If I had a large luxury car, I think I wouldn't want to get beat up on rutted freeways or long drives to Vegas or SF. If all modes are effective at what they promise, why complain? You want a rough ride, go get the FX50.

wizard8873 says:

05:36 AM, 06/11/09

While I don't think it's a setting that a BMW should have, it really should be there for the price. I like stiffer cars, have an M45 Sport myself, and it doesn't bother me yet that it rides like it does nor do my parents. I do have relatives in the family that feel that it's too harsh. Even my parents Altima 2.5S is too harsh for them. BMW is just trying to make it appeal to more people. The more you close a car off, the lower of a market share you get. You get sport and sport+ for those times when you want to throw it around curves and then normal and even comfort for when you have relatives or even business partners riding with you.

joefrompa says:

05:36 AM, 06/11/09

Seriously, a choice of ride quality selectable by the occupants and not defaulted too...and you are complaining? Who cares if it's floaty. It's a CHOICE and you aren't even forced to deal with it when you get in.

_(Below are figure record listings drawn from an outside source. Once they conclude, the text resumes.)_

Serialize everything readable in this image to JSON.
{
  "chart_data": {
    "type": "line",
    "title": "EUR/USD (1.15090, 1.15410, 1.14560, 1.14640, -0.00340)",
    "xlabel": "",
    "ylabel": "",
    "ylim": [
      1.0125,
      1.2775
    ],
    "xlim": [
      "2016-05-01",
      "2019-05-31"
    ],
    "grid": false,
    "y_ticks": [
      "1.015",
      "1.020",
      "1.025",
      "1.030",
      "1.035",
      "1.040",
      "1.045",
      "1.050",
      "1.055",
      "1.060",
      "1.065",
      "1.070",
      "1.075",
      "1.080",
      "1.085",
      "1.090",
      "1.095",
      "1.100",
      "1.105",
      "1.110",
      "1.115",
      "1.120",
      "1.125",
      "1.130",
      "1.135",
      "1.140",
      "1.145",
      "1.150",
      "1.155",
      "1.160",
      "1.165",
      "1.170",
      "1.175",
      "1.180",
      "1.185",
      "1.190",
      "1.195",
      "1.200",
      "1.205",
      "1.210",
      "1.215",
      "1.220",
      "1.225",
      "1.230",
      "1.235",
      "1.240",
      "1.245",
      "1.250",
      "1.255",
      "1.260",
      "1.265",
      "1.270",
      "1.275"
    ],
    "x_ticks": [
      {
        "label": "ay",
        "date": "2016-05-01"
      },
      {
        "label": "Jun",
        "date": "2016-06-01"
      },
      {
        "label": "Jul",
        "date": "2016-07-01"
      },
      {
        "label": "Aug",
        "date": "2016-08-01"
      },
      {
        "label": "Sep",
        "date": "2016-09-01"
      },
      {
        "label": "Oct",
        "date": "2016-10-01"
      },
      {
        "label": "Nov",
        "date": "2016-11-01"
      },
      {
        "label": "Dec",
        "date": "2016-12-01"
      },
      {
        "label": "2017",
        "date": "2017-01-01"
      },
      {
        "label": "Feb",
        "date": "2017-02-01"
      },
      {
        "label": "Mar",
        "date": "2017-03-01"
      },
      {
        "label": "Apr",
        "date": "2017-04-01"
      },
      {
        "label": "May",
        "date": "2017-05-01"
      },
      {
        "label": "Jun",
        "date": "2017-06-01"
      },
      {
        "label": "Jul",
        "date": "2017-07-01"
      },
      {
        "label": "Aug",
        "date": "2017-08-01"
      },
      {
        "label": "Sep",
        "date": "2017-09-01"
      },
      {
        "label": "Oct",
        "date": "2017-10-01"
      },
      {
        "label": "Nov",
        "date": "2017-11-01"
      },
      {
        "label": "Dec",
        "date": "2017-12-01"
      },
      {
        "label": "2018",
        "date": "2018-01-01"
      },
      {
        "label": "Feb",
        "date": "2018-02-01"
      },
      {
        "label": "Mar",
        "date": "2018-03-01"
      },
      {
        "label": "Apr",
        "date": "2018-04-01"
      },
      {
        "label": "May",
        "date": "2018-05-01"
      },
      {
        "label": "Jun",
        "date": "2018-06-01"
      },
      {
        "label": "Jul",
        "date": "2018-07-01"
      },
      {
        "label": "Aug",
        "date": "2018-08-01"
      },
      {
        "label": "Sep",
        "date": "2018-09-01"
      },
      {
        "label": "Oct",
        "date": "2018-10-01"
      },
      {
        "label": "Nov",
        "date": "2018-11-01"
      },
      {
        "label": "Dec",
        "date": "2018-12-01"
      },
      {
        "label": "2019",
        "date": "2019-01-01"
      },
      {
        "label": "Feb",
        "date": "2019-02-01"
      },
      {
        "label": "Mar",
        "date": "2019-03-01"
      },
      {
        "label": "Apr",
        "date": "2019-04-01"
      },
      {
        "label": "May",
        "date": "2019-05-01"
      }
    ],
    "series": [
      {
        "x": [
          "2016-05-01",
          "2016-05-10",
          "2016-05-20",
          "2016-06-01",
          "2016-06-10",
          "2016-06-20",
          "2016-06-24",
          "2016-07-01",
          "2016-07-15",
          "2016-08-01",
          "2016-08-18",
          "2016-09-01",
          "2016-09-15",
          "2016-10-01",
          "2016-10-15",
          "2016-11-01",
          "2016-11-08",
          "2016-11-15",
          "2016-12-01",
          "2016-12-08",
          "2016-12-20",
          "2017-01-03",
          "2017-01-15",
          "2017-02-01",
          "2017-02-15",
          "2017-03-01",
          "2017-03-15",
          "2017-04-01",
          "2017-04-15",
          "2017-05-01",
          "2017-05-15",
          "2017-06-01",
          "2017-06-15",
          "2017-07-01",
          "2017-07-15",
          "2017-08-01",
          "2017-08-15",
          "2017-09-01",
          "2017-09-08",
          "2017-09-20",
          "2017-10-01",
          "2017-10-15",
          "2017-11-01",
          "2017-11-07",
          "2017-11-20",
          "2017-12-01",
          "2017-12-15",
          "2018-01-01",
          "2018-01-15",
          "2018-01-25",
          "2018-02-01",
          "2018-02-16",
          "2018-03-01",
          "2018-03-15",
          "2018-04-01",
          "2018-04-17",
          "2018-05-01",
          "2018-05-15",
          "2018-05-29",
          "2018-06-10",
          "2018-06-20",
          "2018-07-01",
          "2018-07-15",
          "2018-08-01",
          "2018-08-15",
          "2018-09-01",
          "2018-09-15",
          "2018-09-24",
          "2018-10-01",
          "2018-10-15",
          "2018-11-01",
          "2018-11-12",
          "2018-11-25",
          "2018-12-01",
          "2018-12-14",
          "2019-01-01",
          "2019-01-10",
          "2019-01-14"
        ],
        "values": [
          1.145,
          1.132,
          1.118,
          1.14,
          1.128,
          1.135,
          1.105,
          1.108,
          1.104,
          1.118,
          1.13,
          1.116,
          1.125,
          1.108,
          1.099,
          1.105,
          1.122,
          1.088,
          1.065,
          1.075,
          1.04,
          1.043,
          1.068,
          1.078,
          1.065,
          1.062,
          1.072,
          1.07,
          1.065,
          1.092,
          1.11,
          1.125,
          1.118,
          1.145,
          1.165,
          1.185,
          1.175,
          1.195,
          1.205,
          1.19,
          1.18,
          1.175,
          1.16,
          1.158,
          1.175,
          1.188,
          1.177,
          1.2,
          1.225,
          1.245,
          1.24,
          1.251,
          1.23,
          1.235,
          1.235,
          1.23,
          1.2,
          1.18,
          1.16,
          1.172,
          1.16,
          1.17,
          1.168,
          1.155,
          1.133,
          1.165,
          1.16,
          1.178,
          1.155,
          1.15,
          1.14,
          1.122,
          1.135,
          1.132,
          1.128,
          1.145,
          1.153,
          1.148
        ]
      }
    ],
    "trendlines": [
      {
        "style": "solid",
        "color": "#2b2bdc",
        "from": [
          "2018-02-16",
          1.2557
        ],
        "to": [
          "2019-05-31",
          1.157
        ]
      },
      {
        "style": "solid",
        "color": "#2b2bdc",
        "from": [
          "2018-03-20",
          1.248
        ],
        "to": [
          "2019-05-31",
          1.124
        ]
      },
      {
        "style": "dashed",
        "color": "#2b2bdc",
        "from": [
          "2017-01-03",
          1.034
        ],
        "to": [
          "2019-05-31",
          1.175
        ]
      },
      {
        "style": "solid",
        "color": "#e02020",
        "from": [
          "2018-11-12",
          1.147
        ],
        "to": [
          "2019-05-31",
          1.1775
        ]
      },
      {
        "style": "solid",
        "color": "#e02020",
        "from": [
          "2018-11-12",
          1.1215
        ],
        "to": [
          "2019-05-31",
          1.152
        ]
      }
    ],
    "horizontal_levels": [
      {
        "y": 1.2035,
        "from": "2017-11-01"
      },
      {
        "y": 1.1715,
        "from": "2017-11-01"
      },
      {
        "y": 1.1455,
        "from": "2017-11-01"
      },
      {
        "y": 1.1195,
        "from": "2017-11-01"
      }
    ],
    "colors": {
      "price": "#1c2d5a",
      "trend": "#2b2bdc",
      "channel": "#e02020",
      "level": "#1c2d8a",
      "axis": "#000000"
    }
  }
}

Ed, c'mon, that was just lame.

dougtheeng says:

05:43 AM, 06/11/09

I've no problem with the 7-series having this option. Its a chauffeur car, after all.

corollasman says:

06:42 AM, 06/11/09

What's wrong with having 4 choices to choose from. A 750 owner should be thankful to have a choice. Stop whining.

tinyelvis says:

07:16 AM, 06/11/09

"The Cadillac of BMW's" is a classic, classic line.

blueguydotcom says:

08:45 AM, 06/11/09

Typical BMW - pitching to the wrong crowd.

vvk says:

08:56 AM, 06/11/09

Just trying to woo Lexus owners, that's all.

equ says:

10:39 AM, 06/11/09

It's not right to put down suspension modes until you've tried them out in the northeast, specifically NYC. I bet normal is too stiff here.

allthingshonda says:

05:41 PM, 06/11/09

I agree with equ comfort is probably perfect for rough inner city streets.